Ровнин лег на тахту. Потолок - низкий. Вспомнилось, как будто проскандировали хором: "Ше-приз-кор! Если-инт-бэ! То-тун-исп! Ул-некр-тих!" Абракадабра. Но он знает, что стоит за этой абракадаброй. Ровнин сел, расстегнул сумку и стал не торопясь разбирать вещи. Сверху лежала одежда и белье. Он перебрал их: свитер, легкая водолазка, три рубашки, нижнее белье, носки. Ровнин вынул все это, сложил на тахту стопкой. Достал кеды и спортивный костюм. Черный пустой кейс. Летние туфли. Подумал - и положил все это рядом с одеждой. Одежда. Одежда. Куда же ее? В стенной шкаф. Туда также прекрасно уместится вот это: гимнастическая резина и кистевые эспандеры. Ровнин выложил черный футляр с электробритвой, рядом положил мыльницу, одеколон, крем, пасту, зубную щетку; все это пойдет на полочку в ванную.
Неторопливо разбирая вещи, раскладывая на тахте мелочь, Ровнин наконец добрался до дна сумки.
Там, завернутые в куски плотной синей байки, лежали рядом два самых главных предмета - оружие Ровнина: пистолет и короткий многозарядный автомат, выданный ему всего несколько дней назад для участия в этой операции. Про себя Ровнин называл его "Малыш". Каждую деталь "Малыша" он помнил, знал наизусть все сочленения автомата, так, будто это был некий предмет домашнего обихода, который он мог собрать и разобрать даже ночью, с закрытыми глазами.
Из двух свертков Ровнин достал тот, что подлиннее. Развернул байку.
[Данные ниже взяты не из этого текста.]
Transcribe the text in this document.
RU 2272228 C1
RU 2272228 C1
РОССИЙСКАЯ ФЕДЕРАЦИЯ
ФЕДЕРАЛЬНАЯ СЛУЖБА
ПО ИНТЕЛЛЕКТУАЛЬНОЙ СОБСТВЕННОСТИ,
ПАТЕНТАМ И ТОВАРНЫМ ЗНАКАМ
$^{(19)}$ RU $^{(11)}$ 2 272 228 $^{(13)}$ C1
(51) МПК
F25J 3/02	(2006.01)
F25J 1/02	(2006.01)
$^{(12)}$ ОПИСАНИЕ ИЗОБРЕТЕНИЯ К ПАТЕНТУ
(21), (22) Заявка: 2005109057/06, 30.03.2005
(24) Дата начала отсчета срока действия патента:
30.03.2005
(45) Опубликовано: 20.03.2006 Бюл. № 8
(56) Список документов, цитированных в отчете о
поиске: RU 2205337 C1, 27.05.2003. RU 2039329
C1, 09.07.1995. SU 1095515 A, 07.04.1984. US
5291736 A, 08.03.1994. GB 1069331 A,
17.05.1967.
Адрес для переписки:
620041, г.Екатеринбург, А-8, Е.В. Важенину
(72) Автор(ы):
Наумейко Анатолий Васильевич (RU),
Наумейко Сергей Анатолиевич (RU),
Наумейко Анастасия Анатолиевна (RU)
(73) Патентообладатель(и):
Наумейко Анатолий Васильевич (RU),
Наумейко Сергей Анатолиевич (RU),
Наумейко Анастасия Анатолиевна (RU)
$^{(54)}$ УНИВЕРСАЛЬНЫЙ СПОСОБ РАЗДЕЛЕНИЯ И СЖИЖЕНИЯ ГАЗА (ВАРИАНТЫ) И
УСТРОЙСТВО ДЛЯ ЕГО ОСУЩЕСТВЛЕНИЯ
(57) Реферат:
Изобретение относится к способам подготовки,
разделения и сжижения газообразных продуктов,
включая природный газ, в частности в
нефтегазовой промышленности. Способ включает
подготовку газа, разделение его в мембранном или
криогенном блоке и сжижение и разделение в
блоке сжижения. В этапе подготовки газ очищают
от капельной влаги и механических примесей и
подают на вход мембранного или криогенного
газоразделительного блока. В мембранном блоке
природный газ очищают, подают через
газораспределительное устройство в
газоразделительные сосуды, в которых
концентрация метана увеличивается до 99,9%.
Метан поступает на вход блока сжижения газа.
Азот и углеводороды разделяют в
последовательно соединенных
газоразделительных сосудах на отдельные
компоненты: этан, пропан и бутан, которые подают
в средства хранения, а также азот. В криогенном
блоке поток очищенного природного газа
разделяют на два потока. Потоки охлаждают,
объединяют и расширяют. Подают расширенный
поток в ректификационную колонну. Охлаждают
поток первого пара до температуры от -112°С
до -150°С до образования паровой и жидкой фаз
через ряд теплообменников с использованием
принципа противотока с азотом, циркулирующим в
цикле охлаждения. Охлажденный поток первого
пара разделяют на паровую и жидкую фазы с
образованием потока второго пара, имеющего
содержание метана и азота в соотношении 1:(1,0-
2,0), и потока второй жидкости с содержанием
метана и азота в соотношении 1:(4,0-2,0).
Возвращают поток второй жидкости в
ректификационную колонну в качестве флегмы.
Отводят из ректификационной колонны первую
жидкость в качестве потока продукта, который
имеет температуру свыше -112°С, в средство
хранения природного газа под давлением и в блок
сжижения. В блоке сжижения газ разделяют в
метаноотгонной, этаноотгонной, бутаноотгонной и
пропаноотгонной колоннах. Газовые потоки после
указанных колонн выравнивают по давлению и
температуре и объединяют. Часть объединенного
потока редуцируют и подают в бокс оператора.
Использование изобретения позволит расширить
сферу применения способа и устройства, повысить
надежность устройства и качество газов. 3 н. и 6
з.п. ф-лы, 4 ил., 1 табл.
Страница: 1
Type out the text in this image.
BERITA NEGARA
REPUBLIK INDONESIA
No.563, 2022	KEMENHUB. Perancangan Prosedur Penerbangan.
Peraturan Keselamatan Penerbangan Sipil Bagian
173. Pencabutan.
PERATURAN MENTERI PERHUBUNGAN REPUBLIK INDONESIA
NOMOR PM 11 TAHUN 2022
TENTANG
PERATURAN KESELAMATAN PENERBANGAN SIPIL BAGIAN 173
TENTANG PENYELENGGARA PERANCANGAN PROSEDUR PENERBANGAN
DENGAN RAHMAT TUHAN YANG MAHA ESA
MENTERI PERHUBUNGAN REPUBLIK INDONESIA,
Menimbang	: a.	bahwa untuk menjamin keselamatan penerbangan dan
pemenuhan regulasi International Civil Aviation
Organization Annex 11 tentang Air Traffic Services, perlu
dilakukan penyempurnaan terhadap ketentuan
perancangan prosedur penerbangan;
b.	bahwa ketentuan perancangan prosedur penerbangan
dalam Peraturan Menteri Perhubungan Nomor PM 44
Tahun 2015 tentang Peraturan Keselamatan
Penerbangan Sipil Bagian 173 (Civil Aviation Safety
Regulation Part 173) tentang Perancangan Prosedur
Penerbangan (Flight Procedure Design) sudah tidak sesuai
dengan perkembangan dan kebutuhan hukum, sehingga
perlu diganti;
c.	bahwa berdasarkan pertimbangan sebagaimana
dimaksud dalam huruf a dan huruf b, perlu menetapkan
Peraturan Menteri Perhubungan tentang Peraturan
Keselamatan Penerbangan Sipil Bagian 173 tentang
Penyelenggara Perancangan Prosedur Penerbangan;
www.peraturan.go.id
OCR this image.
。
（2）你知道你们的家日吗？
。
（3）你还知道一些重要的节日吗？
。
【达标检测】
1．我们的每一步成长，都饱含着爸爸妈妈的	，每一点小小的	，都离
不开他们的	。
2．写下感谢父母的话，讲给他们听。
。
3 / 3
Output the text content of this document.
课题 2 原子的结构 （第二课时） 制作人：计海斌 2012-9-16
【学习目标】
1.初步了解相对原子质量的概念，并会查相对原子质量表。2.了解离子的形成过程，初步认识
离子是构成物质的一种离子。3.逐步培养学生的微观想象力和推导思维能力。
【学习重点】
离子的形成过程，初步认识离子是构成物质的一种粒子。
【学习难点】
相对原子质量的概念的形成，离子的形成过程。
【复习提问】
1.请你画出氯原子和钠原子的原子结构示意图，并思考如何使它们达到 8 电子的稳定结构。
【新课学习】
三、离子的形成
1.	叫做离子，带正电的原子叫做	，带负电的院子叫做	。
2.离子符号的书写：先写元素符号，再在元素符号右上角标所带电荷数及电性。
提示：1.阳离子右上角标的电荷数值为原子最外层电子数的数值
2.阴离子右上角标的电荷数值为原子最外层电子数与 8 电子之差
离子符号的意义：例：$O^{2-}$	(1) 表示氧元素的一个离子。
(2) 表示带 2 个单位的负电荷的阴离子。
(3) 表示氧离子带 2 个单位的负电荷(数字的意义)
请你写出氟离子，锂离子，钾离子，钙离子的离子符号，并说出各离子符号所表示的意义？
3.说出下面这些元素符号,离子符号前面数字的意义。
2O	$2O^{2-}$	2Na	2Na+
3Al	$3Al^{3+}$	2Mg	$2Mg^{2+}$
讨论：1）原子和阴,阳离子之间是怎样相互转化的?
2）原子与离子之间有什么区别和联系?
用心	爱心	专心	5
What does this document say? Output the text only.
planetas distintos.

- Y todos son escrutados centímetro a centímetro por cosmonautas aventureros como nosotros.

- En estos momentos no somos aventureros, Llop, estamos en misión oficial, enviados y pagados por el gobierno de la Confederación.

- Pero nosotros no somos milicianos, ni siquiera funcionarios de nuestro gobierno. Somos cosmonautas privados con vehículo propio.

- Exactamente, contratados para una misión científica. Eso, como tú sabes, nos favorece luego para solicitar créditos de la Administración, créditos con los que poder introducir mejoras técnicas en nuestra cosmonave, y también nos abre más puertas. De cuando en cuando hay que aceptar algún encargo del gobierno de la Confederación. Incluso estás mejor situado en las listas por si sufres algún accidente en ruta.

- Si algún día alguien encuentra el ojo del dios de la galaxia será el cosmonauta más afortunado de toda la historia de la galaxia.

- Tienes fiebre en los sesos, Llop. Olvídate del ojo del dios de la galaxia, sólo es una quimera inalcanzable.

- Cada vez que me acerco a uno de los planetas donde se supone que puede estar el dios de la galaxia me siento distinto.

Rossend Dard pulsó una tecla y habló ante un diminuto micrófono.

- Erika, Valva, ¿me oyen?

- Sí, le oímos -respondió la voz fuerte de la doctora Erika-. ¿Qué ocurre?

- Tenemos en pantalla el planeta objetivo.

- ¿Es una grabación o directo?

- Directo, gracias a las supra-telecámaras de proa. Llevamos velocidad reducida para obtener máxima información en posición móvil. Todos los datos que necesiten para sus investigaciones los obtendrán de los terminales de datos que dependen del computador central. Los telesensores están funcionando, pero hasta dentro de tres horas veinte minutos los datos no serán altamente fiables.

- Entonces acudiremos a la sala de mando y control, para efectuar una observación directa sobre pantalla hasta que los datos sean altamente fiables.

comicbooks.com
Тусклый, негусто, но хорошо смазанный автомат надежно темнел перед ним на куске синей ткани. Да, этот автомат в его глазах выглядел сейчас чуть ли не живым существом. "Малыш, - подумал Ровнин, - Малыш. Малыш". Куда же его положить? Пистолет, ясное дело, вполне можно и нужно носить с собой, но автомат? Оставить в сумке? В прихожей? Нет, нельзя. Прихожая для таких вещей довольно уязвимое место. Конечно, он сегодня же врежет в дверь квартиры новый замок, но все-таки. В ванной? В туалете? В туалете. Нет. В туалете глупо. На кухне? Но где? Нет, и кухня не подходит. Остается одно: в комнате. Где же в комнате? Ровнин огляделся. Два кресла. Журнальный столик. Книжный шкаф. Книжный шкаф? А что, вполне. Автомат идеально ляжет там. На нижней полке, как раз за Куприным. Правда, на нижней полке нет замка, а если он положит туда автомат, замок нужен. Замок или запор. Впрочем, запор, скрытый и надежный запор, легко можно сделать самому при помощи обыкновенного металлического гвоздя. Итак, решено, шкаф. Это удобно всем, и даже хозяевам, которые когда-то вернутся. Аккуратно сделанный запор никому не помешает.
Ровнин не торопясь завернул автомат в тряпку. Так же не торопясь выдвинул крышку нижнего отделения в шкафу. Вытащил восемь томов Куприна. Положил книги на пол. Всмотрелся. Освободившееся пространство как раз подходило по длине. Ровнин взял сверток с автоматом, примерил, вложил в образовавшуюся нишу. Вынул - и положил снова. Убедившись, что автомат лежит на полке хорошо, стал не спеша заставлять его книгами, ставя книги друг к другу точно и тщательно, каждый раз аккуратно подравнивая корешки. Закончив, опустил крышку. Осмотрел нижнюю полку. Полка широкая, зазор перед стеклом остался, и никто не подумает, что за книгами что-то лежит. Теперь осталось только сделать скрытый запор. И все - не подкопаешься.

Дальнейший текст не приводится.